OK, I am seeing something about Garmin has added LORAN-TD to a lot of their newer GPS units, and I am also seeing a lot about LORAN-C. What does it mean that Garmin has added this TD to their GPS units, and what is the difference between LORAN TD, LORAN-C, and "regular LORAN?"


----------



## Freshwaterman (May 21, 2004)

Loran A was discontinued in 1980 and Loran C became the standard. It is a series of tower transmitters or chains if you will. They triangulated off the towers and gave you a TD or Tme Difference between the master signal and secondary signals.

Heres the kicker. Loran units where not calibrated from the factory. Which meant that TD,s aquired off of one unit could be a mile or more off when plugged into another.

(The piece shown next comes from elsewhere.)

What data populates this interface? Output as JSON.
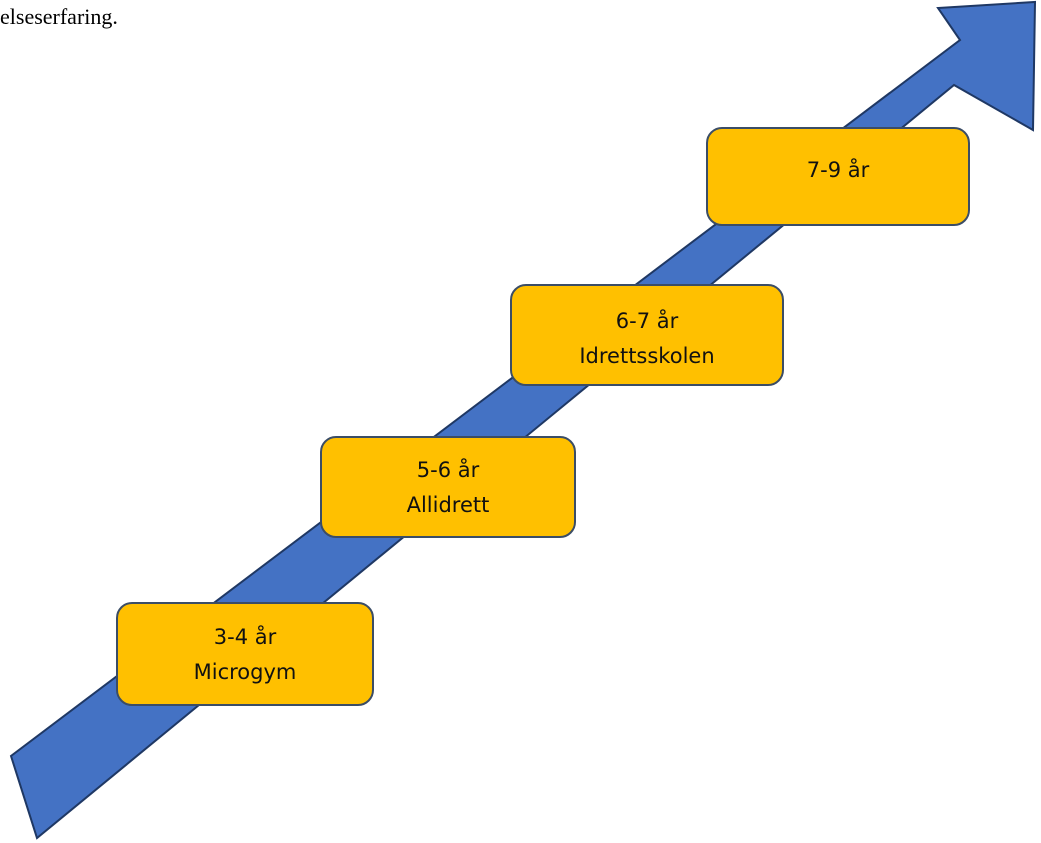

You had to calibrate them for the area you where in. 

Bottom line TD's aren't very transportable like Lat/Lon numbers are.


----------



## Steelersfan (May 21, 2004)

Vinny,
Back in the day (1990 or so) you could purchase small Loran-C units. We still have one our boat we used on Lake Erie. It was a Lowrance unit and weighed maybe 2#'s and was 6"x6"x2" deep. It also converted to Lat/Long from the TD displays. You could buy maps that had TD's that were oriented in different directions. We would use the ones that were set-up in a grid and ran more or less East-West and North-South. You could switch back and forth b/w them. One thing with our unit, it had a slow refresh rate but was fairly accurate. We would always get to within 100' or so of our waypoints when we returned to the dock. If I ever get my boat up and running again on Lake Erie, I will leave the unit on there and also have my GPS.


----------